3 medical billing practices that can lead to fraud charges

On Behalf of | Nov 27, 2023 | Fraud

Providing patient care is the service that medical professionals offer. Frequently, they do not receive payment for those services directly from patients. Instead, they bill insurance companies. Sometimes, the party paying insurance claims are state insurance programs.

Both Medicaid and Medicare offer taxpayer-funded support to those in need of medical care. Medicare provides coverage for those past retirement age, while Medicaid offers need-based coverage to those with below-average income. Particularly when a facility or medical practice accepts government insurance, it is crucial to avoid mistakes and violations of the contract with the insurance provider during the billing process. The three actions below could all potentially lead to the criminal prosecution of billing specialists and others affiliated with a medical business.

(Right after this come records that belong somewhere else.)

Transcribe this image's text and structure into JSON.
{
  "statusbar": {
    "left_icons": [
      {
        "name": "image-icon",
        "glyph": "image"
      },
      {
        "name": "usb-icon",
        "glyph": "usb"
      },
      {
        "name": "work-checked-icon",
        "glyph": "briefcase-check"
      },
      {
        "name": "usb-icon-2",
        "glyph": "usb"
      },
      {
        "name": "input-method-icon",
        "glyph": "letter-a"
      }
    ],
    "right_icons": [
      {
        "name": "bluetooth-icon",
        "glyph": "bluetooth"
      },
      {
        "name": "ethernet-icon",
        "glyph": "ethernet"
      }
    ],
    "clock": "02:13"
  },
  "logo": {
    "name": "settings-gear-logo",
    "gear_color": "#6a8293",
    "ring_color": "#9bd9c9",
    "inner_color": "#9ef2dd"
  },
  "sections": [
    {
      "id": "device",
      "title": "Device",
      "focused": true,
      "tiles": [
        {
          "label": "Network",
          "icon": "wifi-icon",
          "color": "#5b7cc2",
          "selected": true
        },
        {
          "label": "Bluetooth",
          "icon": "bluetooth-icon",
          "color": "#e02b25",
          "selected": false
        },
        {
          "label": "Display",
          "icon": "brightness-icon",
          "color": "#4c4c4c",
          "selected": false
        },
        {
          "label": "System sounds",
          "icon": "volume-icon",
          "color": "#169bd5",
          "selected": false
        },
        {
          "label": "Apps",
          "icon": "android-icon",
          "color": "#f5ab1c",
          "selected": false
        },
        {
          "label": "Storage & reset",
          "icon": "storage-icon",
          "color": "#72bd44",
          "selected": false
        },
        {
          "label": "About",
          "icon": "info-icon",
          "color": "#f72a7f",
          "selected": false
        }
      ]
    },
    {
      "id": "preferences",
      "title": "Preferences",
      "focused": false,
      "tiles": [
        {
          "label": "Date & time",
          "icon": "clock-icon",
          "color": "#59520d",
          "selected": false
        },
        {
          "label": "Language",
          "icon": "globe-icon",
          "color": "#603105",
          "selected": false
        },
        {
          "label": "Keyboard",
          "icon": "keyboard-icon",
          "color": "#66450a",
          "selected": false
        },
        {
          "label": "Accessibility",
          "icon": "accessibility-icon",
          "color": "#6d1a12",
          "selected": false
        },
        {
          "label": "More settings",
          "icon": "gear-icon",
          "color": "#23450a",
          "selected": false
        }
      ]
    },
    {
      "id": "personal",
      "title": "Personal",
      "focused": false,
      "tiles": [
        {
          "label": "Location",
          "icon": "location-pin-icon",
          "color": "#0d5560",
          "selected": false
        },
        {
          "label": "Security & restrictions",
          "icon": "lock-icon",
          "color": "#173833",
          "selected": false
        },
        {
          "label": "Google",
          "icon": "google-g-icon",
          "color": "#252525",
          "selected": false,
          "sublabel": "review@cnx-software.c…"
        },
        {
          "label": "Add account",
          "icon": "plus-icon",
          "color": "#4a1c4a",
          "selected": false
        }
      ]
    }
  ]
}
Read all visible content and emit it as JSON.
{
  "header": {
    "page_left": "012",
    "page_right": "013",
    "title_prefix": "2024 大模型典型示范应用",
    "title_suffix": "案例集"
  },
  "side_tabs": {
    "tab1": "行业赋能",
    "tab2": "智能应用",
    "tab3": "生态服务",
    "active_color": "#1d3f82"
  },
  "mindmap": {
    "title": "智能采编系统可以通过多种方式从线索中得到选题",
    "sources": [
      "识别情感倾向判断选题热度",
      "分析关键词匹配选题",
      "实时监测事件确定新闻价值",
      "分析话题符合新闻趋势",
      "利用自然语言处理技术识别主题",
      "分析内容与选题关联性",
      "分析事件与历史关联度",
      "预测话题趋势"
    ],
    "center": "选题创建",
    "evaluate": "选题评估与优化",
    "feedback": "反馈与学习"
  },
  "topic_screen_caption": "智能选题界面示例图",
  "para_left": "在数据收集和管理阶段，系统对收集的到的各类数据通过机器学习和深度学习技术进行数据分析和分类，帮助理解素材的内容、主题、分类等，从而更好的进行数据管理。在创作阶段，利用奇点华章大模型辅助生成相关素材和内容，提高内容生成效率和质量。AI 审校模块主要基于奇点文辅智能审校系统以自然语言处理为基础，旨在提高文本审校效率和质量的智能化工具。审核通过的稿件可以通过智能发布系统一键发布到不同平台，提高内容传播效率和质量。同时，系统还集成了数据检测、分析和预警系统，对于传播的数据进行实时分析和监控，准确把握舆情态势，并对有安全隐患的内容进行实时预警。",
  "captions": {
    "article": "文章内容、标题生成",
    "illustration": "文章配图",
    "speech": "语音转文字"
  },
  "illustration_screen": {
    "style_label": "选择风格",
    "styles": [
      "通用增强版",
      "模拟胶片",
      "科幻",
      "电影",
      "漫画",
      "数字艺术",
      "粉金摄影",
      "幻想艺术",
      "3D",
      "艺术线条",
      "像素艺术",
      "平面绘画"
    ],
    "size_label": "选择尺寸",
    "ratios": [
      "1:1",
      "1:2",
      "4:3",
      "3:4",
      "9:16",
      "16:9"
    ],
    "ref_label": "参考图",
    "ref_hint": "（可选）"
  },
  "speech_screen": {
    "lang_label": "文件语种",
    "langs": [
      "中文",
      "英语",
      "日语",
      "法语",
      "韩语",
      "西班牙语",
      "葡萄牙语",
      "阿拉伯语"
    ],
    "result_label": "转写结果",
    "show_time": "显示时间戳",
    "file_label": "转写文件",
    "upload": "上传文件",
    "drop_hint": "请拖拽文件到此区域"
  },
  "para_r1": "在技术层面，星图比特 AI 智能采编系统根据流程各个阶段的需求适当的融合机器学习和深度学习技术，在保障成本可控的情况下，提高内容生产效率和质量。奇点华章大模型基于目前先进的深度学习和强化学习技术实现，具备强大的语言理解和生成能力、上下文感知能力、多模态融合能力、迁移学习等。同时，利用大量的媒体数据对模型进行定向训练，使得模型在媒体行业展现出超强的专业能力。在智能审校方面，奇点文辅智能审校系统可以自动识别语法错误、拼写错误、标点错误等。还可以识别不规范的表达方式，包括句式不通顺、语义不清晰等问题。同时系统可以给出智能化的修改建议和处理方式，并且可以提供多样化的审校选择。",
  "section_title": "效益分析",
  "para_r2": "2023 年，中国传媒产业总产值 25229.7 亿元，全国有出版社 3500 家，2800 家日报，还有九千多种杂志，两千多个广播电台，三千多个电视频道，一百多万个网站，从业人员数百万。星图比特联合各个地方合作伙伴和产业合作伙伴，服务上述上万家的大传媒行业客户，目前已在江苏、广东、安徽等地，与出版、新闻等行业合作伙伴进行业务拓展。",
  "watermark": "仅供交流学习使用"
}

Upcoding is the technical term for billing for a service more expensive than the one actually provided. Sometimes, there are similar treatment options that require the same amount of time and the same equipment but have vastly different reimbursement rates. Although it may seem harmless to enter the billing code for the more expensive procedure, it can cost insurance providers thousands. Upcoding could trigger criminal charges if the practice eventually comes to light.


It is common for insurance providers, including Medicaid and Medicare, to negotiate discounted rates for certain services typically provided together. Unbundling occurs when someone separates each aspect of a medical service and bills for them separately to charge the maximum amount of money possible. Unbundling is both in violation of the contract between the insurance provider and the medical facility and a form of fraud. Charging more than an insurance provider agreed to pay for certain services can lead to complications when renewing the provider’s contract with the insurance company in the future and possibly prosecution.

Charging for canceled or non-existent appointments

Some medical practices assess a cancellation fee when patients do not show up for their appointments or cancel with minimal advance notice. They do this to deter people from scheduling an appointment and then wasting the time of the professional who expects to see them. Although it is legal to hold patients accountable for visits they did not attend, it is illegal to bill insurance providers for an appointment that did not occur. Both canceled appointments and fabricated appointments that someone did not schedule could lead to billing fraud allegations against an individual or multiple employees working at a medical practice.

Workers who never directly profit from these practices could still end up implicated in a fraud scheme and facing prosecution. Learning more about how seemingly minor billing adjustments can break the law may help people avoid mistakes that put them at risk of prosecution. With that said, if an innocent party is accused of wrongdoing, there is no shame – and a lot of wisdom – in seeking legal guidance as quickly as possible.